Lap-See Lam Refashions Chinese Diaspora From Aboard a Spectral Ship


LONDON — In the early 1990s, a Shanghai entrepreneur commissioned a three-story ship decorated with a glut of Cantonese-style carvings and topped with a massive dragon head. Designed as a floating Chinese restaurant — a phenomenon that only exists outside of China — the ship was sailed to Europe and docked in a meandering series of port cities. After years of restaurant service, it was towed to the Gröna Lund amusement park in Stockholm, Sweden, where it was repurposed as a funhouse. It was eventually closed and fell into ruin, haunted by its cultural legacy and its many lives. 

This ship, the Floating Sea Palace, is the inspiration and setting for artist Lap-See Lam’s new film installation on view at Studio Voltaire, part of a cycle of pieces developed from her solo presentation at the Venice Biennale’s Nordic Pavilion. For Lam, whose work explores Hong Kong Chinese diasporic identity, emigration, and intergenerational loss, the Floating Sea Palace encapsulates the contradictions inherent in these issues: Like many Chinese restaurants in Western countries, the ship represents a commercialized exoticization of Chinese culture while also bearing witness to a complex, shared identity. 

Lap see lam voltaire still
Still from Lap-See Lam, “Floating Sea Palace” (2024) (image courtesy the artist and Galerie Nordenhake, Berlin/Stockholm/Mexico City)

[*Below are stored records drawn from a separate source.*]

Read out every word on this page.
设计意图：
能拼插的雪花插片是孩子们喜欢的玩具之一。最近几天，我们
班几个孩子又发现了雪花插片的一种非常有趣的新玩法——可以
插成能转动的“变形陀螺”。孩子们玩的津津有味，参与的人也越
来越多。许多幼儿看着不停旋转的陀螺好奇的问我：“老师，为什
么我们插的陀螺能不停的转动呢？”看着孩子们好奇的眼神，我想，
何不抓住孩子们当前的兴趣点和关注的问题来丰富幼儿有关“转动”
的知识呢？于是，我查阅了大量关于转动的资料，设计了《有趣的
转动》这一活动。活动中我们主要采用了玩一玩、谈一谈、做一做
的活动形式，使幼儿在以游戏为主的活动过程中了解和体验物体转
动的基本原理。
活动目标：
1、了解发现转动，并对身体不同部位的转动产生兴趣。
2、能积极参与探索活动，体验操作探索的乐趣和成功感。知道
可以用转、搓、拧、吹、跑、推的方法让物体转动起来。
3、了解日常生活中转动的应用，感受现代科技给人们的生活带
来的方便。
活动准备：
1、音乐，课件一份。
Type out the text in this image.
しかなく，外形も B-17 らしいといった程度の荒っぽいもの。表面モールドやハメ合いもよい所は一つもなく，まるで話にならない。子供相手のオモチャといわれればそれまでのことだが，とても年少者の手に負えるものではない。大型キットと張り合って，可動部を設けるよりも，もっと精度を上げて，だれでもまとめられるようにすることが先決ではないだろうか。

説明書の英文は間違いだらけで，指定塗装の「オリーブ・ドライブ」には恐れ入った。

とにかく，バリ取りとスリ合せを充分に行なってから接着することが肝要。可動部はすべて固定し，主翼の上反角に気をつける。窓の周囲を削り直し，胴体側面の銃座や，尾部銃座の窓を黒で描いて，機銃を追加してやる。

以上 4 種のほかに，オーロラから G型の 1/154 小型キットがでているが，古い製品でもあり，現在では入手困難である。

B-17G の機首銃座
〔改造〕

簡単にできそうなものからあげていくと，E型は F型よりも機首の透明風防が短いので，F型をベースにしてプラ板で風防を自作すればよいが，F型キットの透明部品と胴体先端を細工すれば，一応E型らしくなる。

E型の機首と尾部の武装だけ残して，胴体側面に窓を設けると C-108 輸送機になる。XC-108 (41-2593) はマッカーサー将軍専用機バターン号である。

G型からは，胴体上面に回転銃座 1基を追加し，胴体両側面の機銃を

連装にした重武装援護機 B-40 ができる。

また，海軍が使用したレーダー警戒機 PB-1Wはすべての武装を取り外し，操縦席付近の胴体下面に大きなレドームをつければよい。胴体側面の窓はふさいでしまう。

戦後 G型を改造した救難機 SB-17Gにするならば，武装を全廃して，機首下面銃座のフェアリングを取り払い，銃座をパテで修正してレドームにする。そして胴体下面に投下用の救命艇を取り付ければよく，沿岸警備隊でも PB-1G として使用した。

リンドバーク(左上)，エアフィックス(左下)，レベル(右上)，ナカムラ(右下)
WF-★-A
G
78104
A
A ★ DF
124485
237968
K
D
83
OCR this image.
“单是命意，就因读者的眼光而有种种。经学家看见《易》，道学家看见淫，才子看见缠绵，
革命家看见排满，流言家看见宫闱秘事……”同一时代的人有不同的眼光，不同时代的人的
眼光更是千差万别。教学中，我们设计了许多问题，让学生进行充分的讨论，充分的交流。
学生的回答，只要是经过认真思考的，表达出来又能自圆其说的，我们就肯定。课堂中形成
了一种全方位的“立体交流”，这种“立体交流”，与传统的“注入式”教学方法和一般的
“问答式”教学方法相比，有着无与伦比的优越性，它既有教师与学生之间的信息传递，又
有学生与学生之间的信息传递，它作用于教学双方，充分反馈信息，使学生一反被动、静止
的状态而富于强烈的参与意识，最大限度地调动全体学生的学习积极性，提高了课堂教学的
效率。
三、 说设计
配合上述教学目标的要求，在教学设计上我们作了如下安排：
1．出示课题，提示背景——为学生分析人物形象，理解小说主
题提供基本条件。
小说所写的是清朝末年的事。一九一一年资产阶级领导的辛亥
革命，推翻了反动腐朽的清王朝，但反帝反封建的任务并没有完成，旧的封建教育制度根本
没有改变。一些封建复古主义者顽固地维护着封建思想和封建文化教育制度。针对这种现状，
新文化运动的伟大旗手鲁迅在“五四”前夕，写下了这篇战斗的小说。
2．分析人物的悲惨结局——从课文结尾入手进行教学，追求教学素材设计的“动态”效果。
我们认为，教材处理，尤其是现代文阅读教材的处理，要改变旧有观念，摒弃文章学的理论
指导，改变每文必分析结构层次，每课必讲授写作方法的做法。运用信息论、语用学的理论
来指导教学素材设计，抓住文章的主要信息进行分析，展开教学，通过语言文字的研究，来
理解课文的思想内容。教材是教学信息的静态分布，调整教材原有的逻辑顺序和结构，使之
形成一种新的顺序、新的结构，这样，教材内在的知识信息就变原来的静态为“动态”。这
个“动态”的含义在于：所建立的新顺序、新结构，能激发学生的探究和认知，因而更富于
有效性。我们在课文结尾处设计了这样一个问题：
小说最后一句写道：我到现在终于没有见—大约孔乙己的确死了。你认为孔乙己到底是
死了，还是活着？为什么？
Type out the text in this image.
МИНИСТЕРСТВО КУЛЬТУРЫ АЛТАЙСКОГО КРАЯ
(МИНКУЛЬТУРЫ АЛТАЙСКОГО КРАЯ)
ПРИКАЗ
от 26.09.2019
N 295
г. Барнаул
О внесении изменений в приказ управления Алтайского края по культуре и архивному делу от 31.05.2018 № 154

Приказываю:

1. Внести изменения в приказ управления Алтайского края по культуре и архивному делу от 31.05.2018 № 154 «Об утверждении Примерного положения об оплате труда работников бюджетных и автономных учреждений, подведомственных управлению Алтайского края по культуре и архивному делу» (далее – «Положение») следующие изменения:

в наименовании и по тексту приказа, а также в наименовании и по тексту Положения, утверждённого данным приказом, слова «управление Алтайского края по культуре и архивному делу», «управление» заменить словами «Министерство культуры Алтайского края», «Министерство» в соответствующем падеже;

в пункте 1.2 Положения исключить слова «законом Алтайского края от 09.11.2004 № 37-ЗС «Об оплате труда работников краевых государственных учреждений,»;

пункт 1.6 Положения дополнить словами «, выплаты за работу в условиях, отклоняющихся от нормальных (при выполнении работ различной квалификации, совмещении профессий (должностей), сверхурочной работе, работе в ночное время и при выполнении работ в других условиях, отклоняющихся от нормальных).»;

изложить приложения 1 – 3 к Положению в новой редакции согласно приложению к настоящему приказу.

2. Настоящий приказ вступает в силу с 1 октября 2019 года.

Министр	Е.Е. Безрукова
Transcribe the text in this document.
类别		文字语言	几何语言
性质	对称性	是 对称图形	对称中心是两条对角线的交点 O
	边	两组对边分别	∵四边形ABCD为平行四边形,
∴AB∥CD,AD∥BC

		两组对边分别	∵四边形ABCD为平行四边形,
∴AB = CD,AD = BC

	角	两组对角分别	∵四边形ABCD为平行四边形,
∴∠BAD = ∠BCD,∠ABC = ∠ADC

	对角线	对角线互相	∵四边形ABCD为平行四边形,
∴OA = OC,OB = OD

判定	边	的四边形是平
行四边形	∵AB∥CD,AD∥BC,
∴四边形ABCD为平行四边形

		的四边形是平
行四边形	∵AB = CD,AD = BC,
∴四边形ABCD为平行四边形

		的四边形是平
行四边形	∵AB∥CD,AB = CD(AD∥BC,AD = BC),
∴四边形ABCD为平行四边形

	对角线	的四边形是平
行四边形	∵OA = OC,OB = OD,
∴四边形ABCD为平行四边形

Taking its name from the ship itself, Lam’s film is projected onto a translucent screen stretched across a bamboo scaffold structure that envelops the exhibition space, inspired by the elaborate temporary structures built to stage Cantonese operas. Visitors enter behind the screen, meaning they initially experience the film as a wash of sound, light, and flashes of mirrored images. It’s an appropriately disorienting introduction to a work that revels in the contradictions and multiplicities of diasporic identity, centering on the character of Lo Ting, a human-fish hybrid who is the folkloric ancestor of the people of Hong Kong. 

Throughout the film, the characters sporadically repeat the phrase “begin again” in both English and Cantonese, prompting the retelling of their stories or new iterations of previously seen visual material. As a storm begins to break up the ship, the clips and voiceovers become increasingly jumbled. There is a cyclical narrative at play, one that degrades but also becomes richer with each retelling, echoing the ways in which the ship has repeatedly been repurposed. Though ostensibly less grand with each new identity, its culturally symbolic power has only grown. 

Lam filmed much of the piece on board the ship’s structure, dwelling on its latest iteration as a haunted house fairground attraction, where its owners brazenly drew on harmful racial stereotypes to advertise it as “a ship from the Orient with a thousand-year curse.” The artist plays with the idea of haunting throughout the film, from cheap fairground tricks and the lazy typecasting that reverberates through Western representations of Chinese culture to notions of intergenerational identity, collective memory, and the retracing of migratory routes. As one of the characters in the film puts it, “the ship creaks with the strain of its own hauntology.” 

The Floating Sea Palace never reaches its destination, instead left to weather literal and metaphorical storms. Like many members of diasporic communities, it is unmoored and adrift, carrying the cargo of its homeland into new territories. Lam suggests that such dislocation inevitably results in mistranslation; but while it can be isolating, it also holds rich potential for new expression.

Lap-See Lam: Floating Sea Palace continues at Studio Voltaire (1A Nelsons Row, London, United Kingdom) through December 15. The exhibition was organized by the gallery.